Inleiding
In 2020 voerden wij in samenwerking met KWINK groep in opdracht van het ministerie van Binnenlandse Zaken en Koninkrijksrelaties het tweede Inventarisatieonderzoek naar regionale samenwerkingsverbanden van decentrale overheden uit. Ook de nulmeting in 2017 hebben wij uitgevoerd. Wij zijn een adviesbureau voor samenwerking, dus natuurlijk slaan wij graag met de organisaties in ons netwerk de handen ineen om onze opdrachtgevers optimale kwaliteit te kunnen bieden.
Aanpak
De data zijn verzameld met een combinatie van deskresearch en een enquête onder alle decentrale overheden. Daarnaast zijn er interviews gehouden met verschillende ervaringsdeskundigen.
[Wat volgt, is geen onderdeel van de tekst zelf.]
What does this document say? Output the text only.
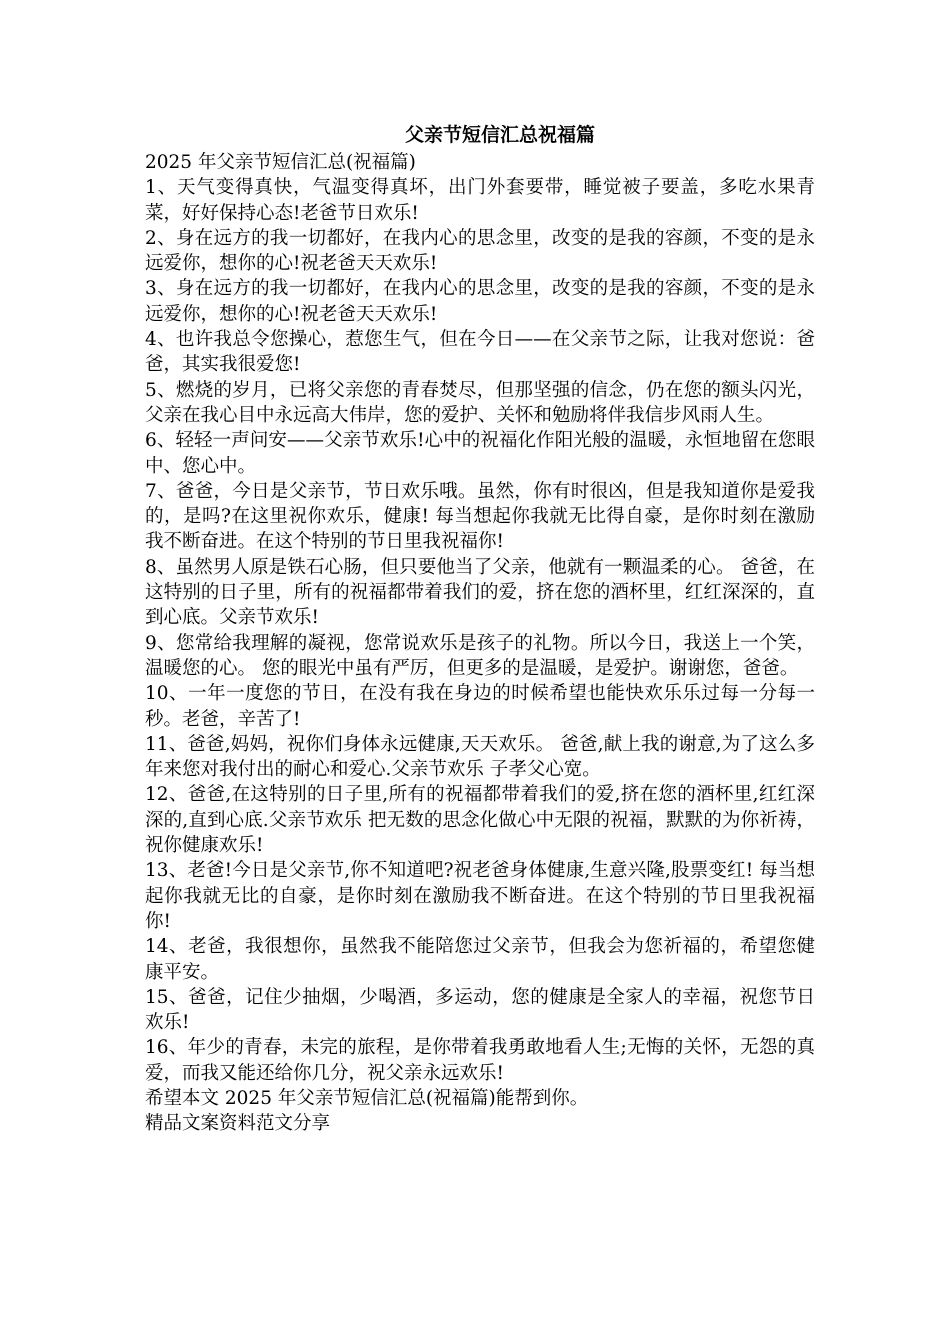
父亲节短信汇总祝福篇

2025 年父亲节短信汇总(祝福篇)

1、天气变得真快，气温变得真坏，出门外套要带，睡觉被子要盖，多吃水果青菜，好好保持心态!老爸节日欢乐!

2、身在远方的我一切都好，在我内心的思念里，改变的是我的容颜，不变的是永远爱你，想你的心!祝老爸天天欢乐!

3、身在远方的我一切都好，在我内心的思念里，改变的是我的容颜，不变的是永远爱你，想你的心!祝老爸天天欢乐!

4、也许我总令您操心，惹您生气，但在今日——在父亲节之际，让我对您说：爸爸，其实我很爱您!

5、燃烧的岁月，已将父亲您的青春焚尽，但那坚强的信念，仍在您的额头闪光，父亲在我心目中永远高大伟岸，您的爱护、关怀和勉励将伴我信步风雨人生。

6、轻轻一声问安——父亲节欢乐!心中的祝福化作阳光般的温暖，永恒地留在您眼中、您心中。

7、爸爸，今日是父亲节，节日欢乐哦。虽然，你有时很凶，但是我知道你是爱我的，是吗?在这里祝你欢乐，健康! 每当想起你我就无比得自豪，是你时刻在激励我不断奋进。在这个特别的节日里我祝福你!

8、虽然男人原是铁石心肠，但只要他当了父亲，他就有一颗温柔的心。 爸爸，在这特别的日子里，所有的祝福都带着我们的爱，挤在您的酒杯里，红红深深的，直到心底。父亲节欢乐!

9、您常给我理解的凝视，您常说欢乐是孩子的礼物。所以今日，我送上一个笑，温暖您的心。 您的眼光中虽有严厉，但更多的是温暖，是爱护。谢谢您，爸爸。

10、一年一度您的节日，在没有我在身边的时候希望也能快欢乐乐过每一分每一秒。老爸，辛苦了!

11、爸爸,妈妈，祝你们身体永远健康,天天欢乐。 爸爸,献上我的谢意,为了这么多年来您对我付出的耐心和爱心.父亲节欢乐 子孝父心宽。

12、爸爸,在这特别的日子里,所有的祝福都带着我们的爱,挤在您的酒杯里,红红深深的,直到心底.父亲节欢乐 把无数的思念化做心中无限的祝福，默默的为你祈祷，祝你健康欢乐!

13、老爸!今日是父亲节,你不知道吧?祝老爸身体健康,生意兴隆,股票变红! 每当想起你我就无比的自豪，是你时刻在激励我不断奋进。在这个特别的节日里我祝福你!

14、老爸，我很想你，虽然我不能陪您过父亲节，但我会为您祈福的，希望您健康平安。

15、爸爸，记住少抽烟，少喝酒，多运动，您的健康是全家人的幸福，祝您节日欢乐!

16、年少的青春，未完的旅程，是你带着我勇敢地看人生;无悔的关怀，无怨的真爱，而我又能还给你几分，祝父亲永远欢乐!

希望本文 2025 年父亲节短信汇总(祝福篇)能帮到你。

精品文案资料范文分享
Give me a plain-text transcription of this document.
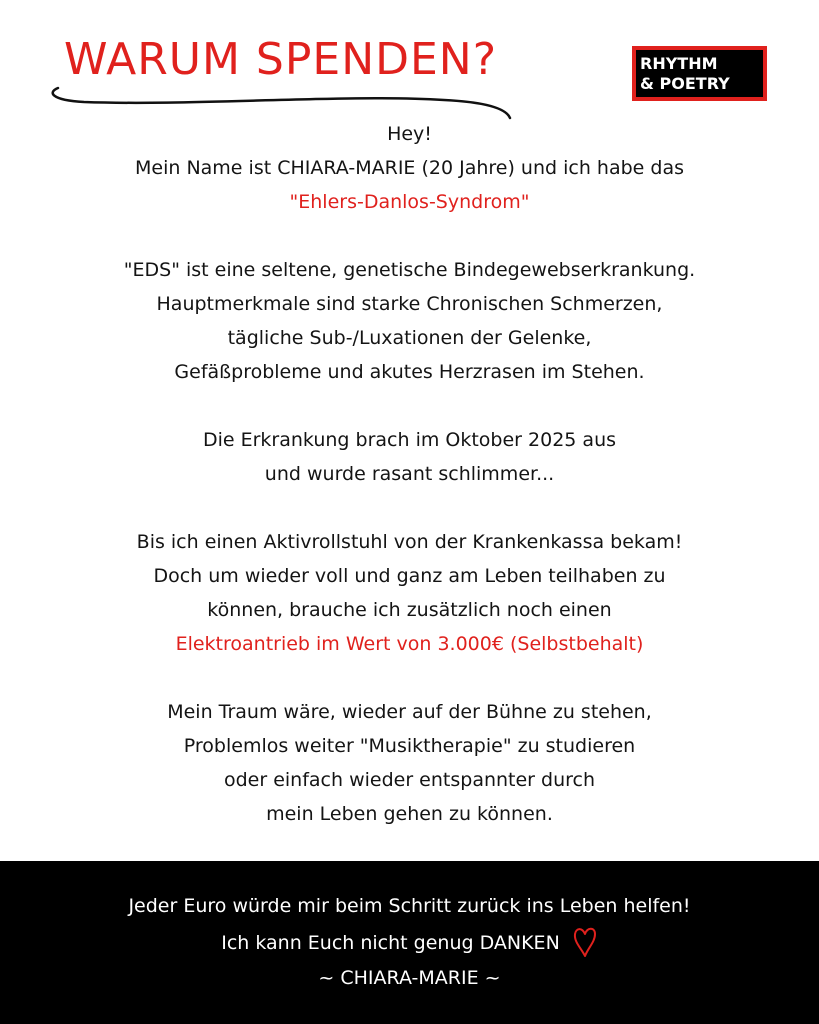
WARUM SPENDEN?	RHYTHM
& POETRY
Hey!
Mein Name ist CHIARA-MARIE (20 Jahre) und ich habe das
"Ehlers-Danlos-Syndrom"
"EDS" ist eine seltene, genetische Bindegewebserkrankung.
Hauptmerkmale sind starke Chronischen Schmerzen,
tägliche Sub-/Luxationen der Gelenke,
Gefäßprobleme und akutes Herzrasen im Stehen.
Die Erkrankung brach im Oktober 2025 aus
und wurde rasant schlimmer...
Bis ich einen Aktivrollstuhl von der Krankenkassa bekam!
Doch um wieder voll und ganz am Leben teilhaben zu
können, brauche ich zusätzlich noch einen
Elektroantrieb im Wert von 3.000€ (Selbstbehalt)
Mein Traum wäre, wieder auf der Bühne zu stehen,
Problemlos weiter "Musiktherapie" zu studieren
oder einfach wieder entspannter durch
mein Leben gehen zu können.
Jeder Euro würde mir beim Schritt zurück ins Leben helfen!
Ich kann Euch nicht genug DANKEN
~ CHIARA-MARIE ~
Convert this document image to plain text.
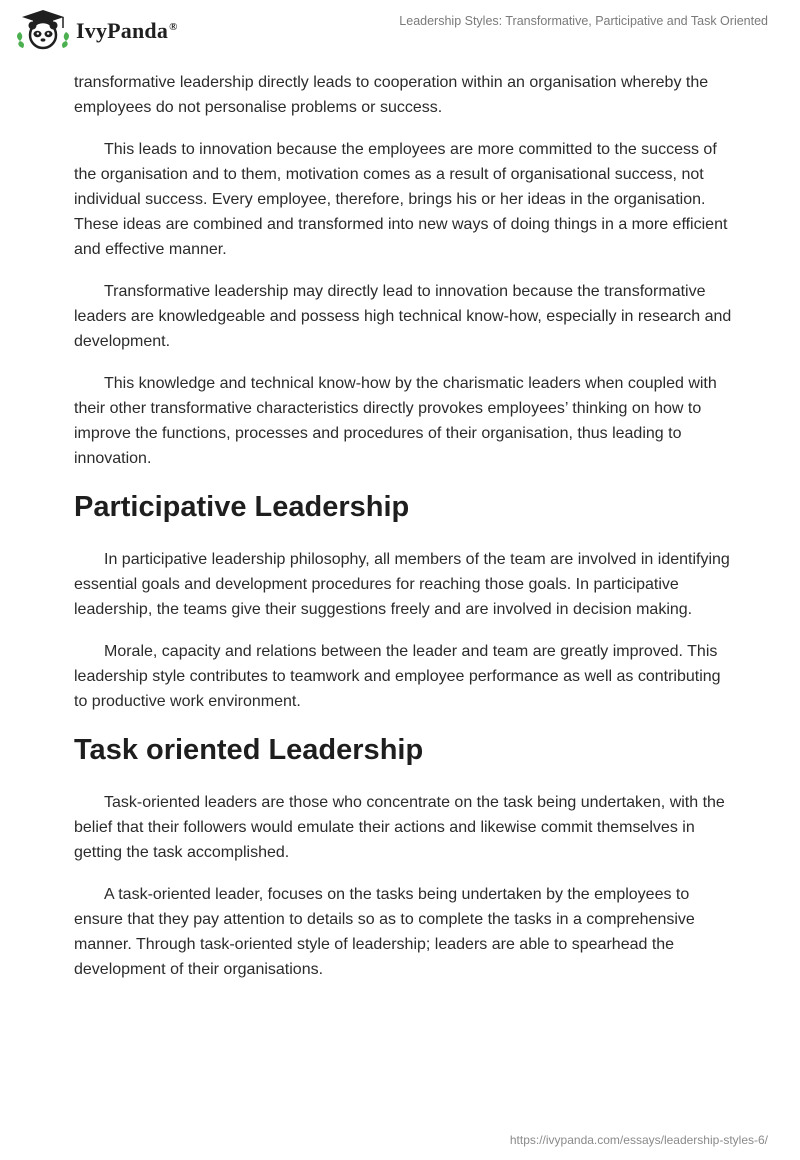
IvyPanda®	Leadership Styles: Transformative, Participative and Task Oriented

transformative leadership directly leads to cooperation within an organisation whereby the employees do not personalise problems or success.

This leads to innovation because the employees are more committed to the success of the organisation and to them, motivation comes as a result of organisational success, not individual success. Every employee, therefore, brings his or her ideas in the organisation. These ideas are combined and transformed into new ways of doing things in a more efficient and effective manner.

Transformative leadership may directly lead to innovation because the transformative leaders are knowledgeable and possess high technical know-how, especially in research and development.

This knowledge and technical know-how by the charismatic leaders when coupled with their other transformative characteristics directly provokes employees’ thinking on how to improve the functions, processes and procedures of their organisation, thus leading to innovation.

Participative Leadership

In participative leadership philosophy, all members of the team are involved in identifying essential goals and development procedures for reaching those goals. In participative leadership, the teams give their suggestions freely and are involved in decision making.

Morale, capacity and relations between the leader and team are greatly improved. This leadership style contributes to teamwork and employee performance as well as contributing to productive work environment.

Task oriented Leadership

Task-oriented leaders are those who concentrate on the task being undertaken, with the belief that their followers would emulate their actions and likewise commit themselves in getting the task accomplished.

A task-oriented leader, focuses on the tasks being undertaken by the employees to ensure that they pay attention to details so as to complete the tasks in a comprehensive manner. Through task-oriented style of leadership; leaders are able to spearhead the development of their organisations.

https://ivypanda.com/essays/leadership-styles-6/
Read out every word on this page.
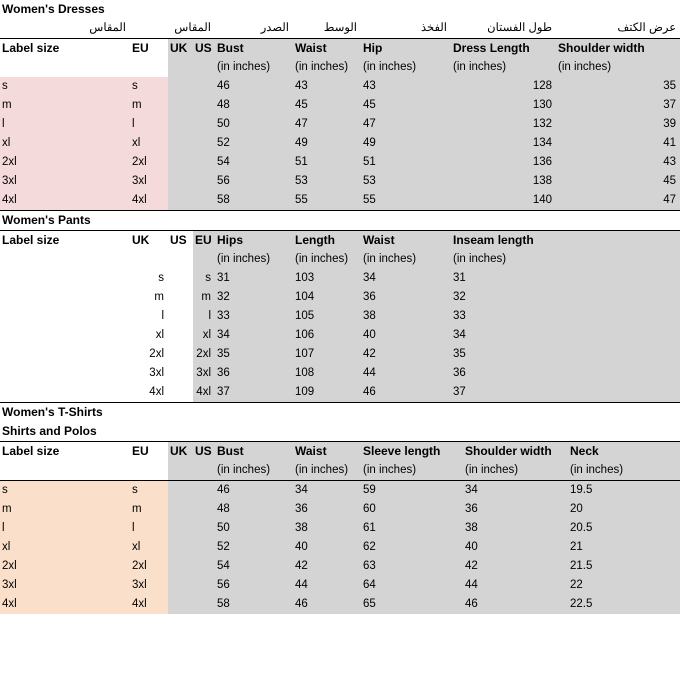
Women's Dresses								
المقاس	المقاس			الصدر	الوسط	الفخذ	طول الفستان	عرض الكتف
Label size	EU	UK	US	Bust	Waist	Hip	Dress Length	Shoulder width
				(in inches)	(in inches)	(in inches)	(in inches)	(in inches)
s	s			46	43	43	128	35
m	m			48	45	45	130	37
l	l			50	47	47	132	39
xl	xl			52	49	49	134	41
2xl	2xl			54	51	51	136	43
3xl	3xl			56	53	53	138	45
4xl	4xl			58	55	55	140	47
Women's Pants							
Label size	UK	US	EU	Hips	Length	Waist	Inseam length
				(in inches)	(in inches)	(in inches)	(in inches)
	s		s	31	103	34	31
	m		m	32	104	36	32
	l		l	33	105	38	33
	xl		xl	34	106	40	34
	2xl		2xl	35	107	42	35
	3xl		3xl	36	108	44	36
	4xl		4xl	37	109	46	37
Women's T-Shirts								
Shirts and Polos								
Label size	EU	UK	US	Bust	Waist	Sleeve length	Shoulder width	Neck
				(in inches)	(in inches)	(in inches)	(in inches)	(in inches)
s	s			46	34	59	34	19.5
m	m			48	36	60	36	20
l	l			50	38	61	38	20.5
xl	xl			52	40	62	40	21
2xl	2xl			54	42	63	42	21.5
3xl	3xl			56	44	64	44	22
4xl	4xl			58	46	65	46	22.5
Het onderzoek werd begeleid door een begeleidingscommissie met vertegenwoordigers van het Ministerie van Binnenlandse Zaken en Koninkrijksrelaties, de Vereniging van Nederlandse Gemeenten (VNG), het Interprovinciaal Overleg (IPO) en de Unie van Waterschappen (UvW). De dataset behorende bij het onderzoek is openbaar toegankelijk via de kennisbank openbaar bestuur.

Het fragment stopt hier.